Aim: To investigate the influence of high dose of dexamethasone on inflammatory mediators and apoptosis of rats with severe acute pancreatitis (SAP).
Methods: SAP rats were randomly assigned to the model group and treatment group while the normal rats were assigned to the sham operation group. The mortality, ascite volumes, ascites/body weight ratio and pancreas pathological changes of all rats were observed at 3, 6 and 12 h after operation. Their contents of amylase and endotoxin in plasma and contents of tumor necrosis factor (TNF-alpha), phospholipase A(2) (PLA(2)) and IL-6 in serum were also determined. The microarray sections of their pancreatic tissues were prepared, terminal transferase dUTP nick end labeling (TUNEL) staining was performed and apoptotic indexes were calculated.

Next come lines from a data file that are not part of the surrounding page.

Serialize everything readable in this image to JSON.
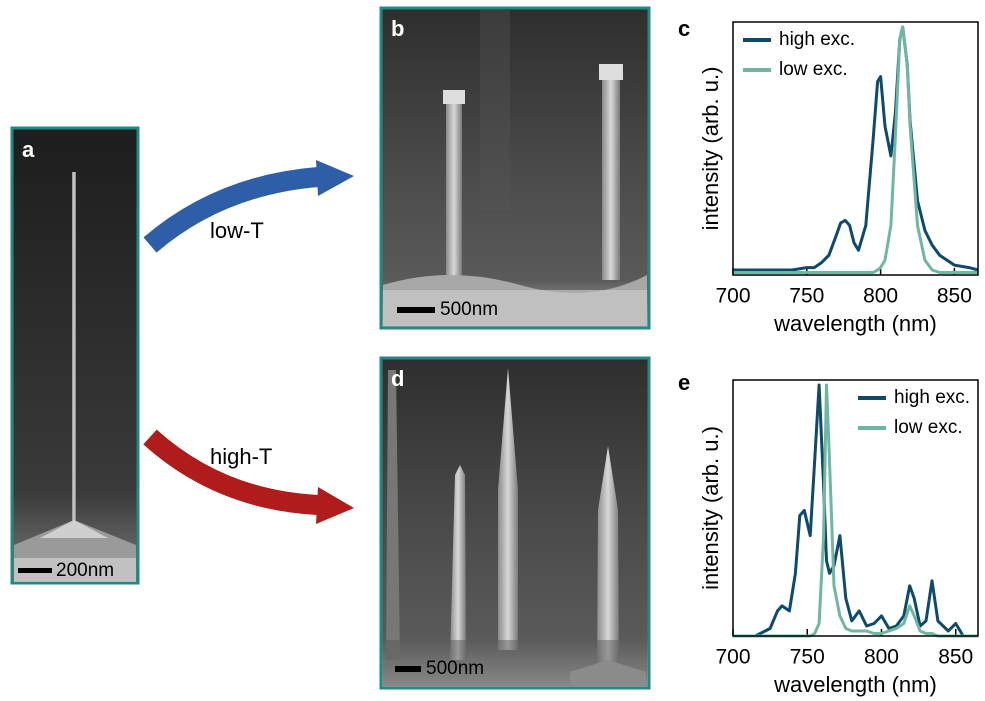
{
  "panels": {
    "a": {
      "label": "a",
      "scale_bar": "200nm"
    },
    "b": {
      "label": "b",
      "scale_bar": "500nm"
    },
    "c": {
      "label": "c"
    },
    "d": {
      "label": "d",
      "scale_bar": "500nm"
    },
    "e": {
      "label": "e"
    }
  },
  "arrows": [
    {
      "label": "low-T",
      "color": "#2e5ea8"
    },
    {
      "label": "high-T",
      "color": "#b01c1c"
    }
  ],
  "chart_data": [
    {
      "type": "line",
      "xlabel": "wavelength (nm)",
      "ylabel": "intensity (arb. u.)",
      "legend": "upper left",
      "xlim": [
        700,
        866
      ],
      "ylim": [
        0,
        1.02
      ],
      "xticks": [
        700,
        750,
        800,
        850
      ],
      "x": [
        700,
        710,
        720,
        730,
        740,
        750,
        755,
        760,
        765,
        770,
        773,
        776,
        779,
        782,
        785,
        790,
        795,
        798,
        800,
        803,
        807,
        810,
        813,
        815,
        818,
        820,
        825,
        830,
        835,
        840,
        850,
        860,
        866
      ],
      "series": [
        {
          "name": "high exc.",
          "color": "#0e4a6e",
          "values": [
            0.02,
            0.02,
            0.02,
            0.02,
            0.02,
            0.03,
            0.03,
            0.05,
            0.08,
            0.16,
            0.21,
            0.22,
            0.2,
            0.13,
            0.1,
            0.2,
            0.55,
            0.78,
            0.8,
            0.6,
            0.48,
            0.65,
            0.95,
            1.0,
            0.85,
            0.62,
            0.3,
            0.18,
            0.12,
            0.08,
            0.04,
            0.03,
            0.02
          ]
        },
        {
          "name": "low exc.",
          "color": "#6fb7a0",
          "values": [
            0.01,
            0.01,
            0.01,
            0.01,
            0.01,
            0.01,
            0.01,
            0.01,
            0.01,
            0.01,
            0.01,
            0.01,
            0.01,
            0.01,
            0.01,
            0.01,
            0.01,
            0.02,
            0.03,
            0.06,
            0.2,
            0.55,
            0.95,
            1.0,
            0.85,
            0.6,
            0.2,
            0.06,
            0.02,
            0.01,
            0.01,
            0.01,
            0.01
          ]
        }
      ]
    },
    {
      "type": "line",
      "xlabel": "wavelength (nm)",
      "ylabel": "intensity (arb. u.)",
      "legend": "upper right",
      "xlim": [
        700,
        865
      ],
      "ylim": [
        0,
        1.02
      ],
      "xticks": [
        700,
        750,
        800,
        850
      ],
      "x": [
        700,
        715,
        725,
        730,
        733,
        738,
        742,
        745,
        748,
        752,
        755,
        758,
        761,
        763,
        765,
        768,
        772,
        776,
        780,
        785,
        790,
        795,
        800,
        805,
        810,
        815,
        819,
        822,
        826,
        830,
        834,
        838,
        845,
        850,
        855,
        865
      ],
      "series": [
        {
          "name": "high exc.",
          "color": "#0e4a6e",
          "values": [
            0.0,
            0.0,
            0.03,
            0.1,
            0.12,
            0.1,
            0.25,
            0.48,
            0.5,
            0.4,
            0.7,
            1.0,
            0.6,
            0.3,
            0.25,
            0.28,
            0.4,
            0.15,
            0.06,
            0.1,
            0.04,
            0.05,
            0.08,
            0.03,
            0.04,
            0.08,
            0.2,
            0.15,
            0.04,
            0.06,
            0.22,
            0.06,
            0.02,
            0.05,
            0.0,
            0.0
          ]
        },
        {
          "name": "low exc.",
          "color": "#6fb7a0",
          "values": [
            0,
            0,
            0,
            0,
            0,
            0,
            0,
            0,
            0,
            0,
            0.01,
            0.05,
            0.4,
            1.0,
            0.7,
            0.2,
            0.08,
            0.03,
            0.02,
            0.02,
            0.02,
            0.01,
            0.01,
            0.02,
            0.03,
            0.05,
            0.12,
            0.08,
            0.02,
            0.01,
            0.01,
            0,
            0,
            0,
            0,
            0
          ]
        }
      ]
    }
  ]
}
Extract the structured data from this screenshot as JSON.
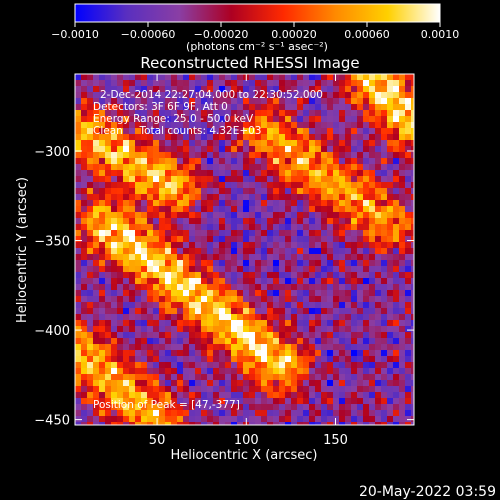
{
  "chart_data": {
    "type": "heatmap",
    "title": "Reconstructed RHESSI Image",
    "xlabel": "Heliocentric X (arcsec)",
    "ylabel": "Heliocentric Y (arcsec)",
    "xlim": [
      4,
      194
    ],
    "ylim": [
      -453,
      -257
    ],
    "xticks": [
      50,
      100,
      150
    ],
    "yticks": [
      -300,
      -350,
      -400,
      -450
    ],
    "grid": false,
    "colorbar": {
      "position": "top",
      "range": [
        -0.001,
        0.001
      ],
      "tick_values": [
        -0.001,
        -0.0006,
        -0.0002,
        0.0002,
        0.0006,
        0.001
      ],
      "tick_labels": [
        "−0.0010",
        "−0.00060",
        "−0.00020",
        "0.00020",
        "0.00060",
        "0.0010"
      ],
      "units_label": "(photons cm⁻² s⁻¹ asec⁻²)",
      "colormap": [
        "#0000ff",
        "#5a2fbf",
        "#8a3ea4",
        "#ad0022",
        "#ff2a00",
        "#ff8a00",
        "#ffd000",
        "#ffffff"
      ]
    },
    "annotations": [
      "2-Dec-2014 22:27:04.000 to 22:30:52.000",
      "Detectors: 3F 6F 9F, Att 0",
      "Energy Range: 25.0 - 50.0 keV",
      "Clean     Total counts: 4.32E+03"
    ],
    "peak_text": "Position of Peak = [47,-377]",
    "peak": [
      47,
      -377
    ],
    "emission_bands": [
      {
        "description": "upper-right diagonal ridge",
        "from": [
          110,
          -290
        ],
        "to": [
          180,
          -340
        ],
        "peak_intensity": 0.0008
      },
      {
        "description": "upper-left ridge",
        "from": [
          10,
          -290
        ],
        "to": [
          60,
          -320
        ],
        "peak_intensity": 0.0009
      },
      {
        "description": "lower-left diagonal ridge",
        "from": [
          20,
          -340
        ],
        "to": [
          120,
          -420
        ],
        "peak_intensity": 0.001
      },
      {
        "description": "top-right corner source",
        "from": [
          170,
          -260
        ],
        "to": [
          194,
          -285
        ],
        "peak_intensity": 0.001
      },
      {
        "description": "bottom-left source",
        "from": [
          4,
          -410
        ],
        "to": [
          50,
          -450
        ],
        "peak_intensity": 0.0009
      }
    ]
  },
  "footer": {
    "timestamp": "20-May-2022 03:59"
  }
}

Results: There was no marked difference between treatment group and model group in survival. The contents of amylase and endotoxin in plasma and contents of TNF-alpha, PLA(2) and IL-6 in serum, ascite volumes, ascites/body weight ratio and pancreas pathological scores were all lower in treatment group than in model group to different extents at different time points [P < 0.05, 58.3 (26.4) ng/L vs 77.535 (42.157) ng/L in TNF-alpha content, 8.00 (2.00) points vs 9.00 (2.00) points in pathological score of pancreas respectively; P < 0.01, 0.042 (0.018) EU/mL vs 0.056 (0.0195) EU/mL in endotoxin content, 7791 (1863) U/L vs 9195 (1298) U/L in plasma amylase content, 1.53 (0.79) vs 2.38 (1.10) in ascites/body weight ratio, 8.00 (1.00) points vs 11.00 (1.50) points in pathological score of pancreas; P < 0.001, 3.36 (1.56) ng/L vs 5.65 (1.08) ng/L in IL-6 content, 4.50 (2.00) vs 7.20 (2.00), 4.20 (1.60) vs 6.40 (2.30), 3.40 (2.70) vs 7.90 (1.70) in ascite volumes, respectively]. The apoptotic indexes of pancreas head and pancreas tail were all higher in treatment group than in model group at 6 h [P < 0.01, 0.00 (2.00)% vs 0.00 (0.00)%, 0.20 (1.80) vs 0.00 (0.00) in apoptosis indexes, respectively].
Conclusion: The mechanism of dexamethasone treatment in acute pancreatitis is related to its inhibition of inflammatory mediator generation and induction of pancreatic acinar cell apoptosis.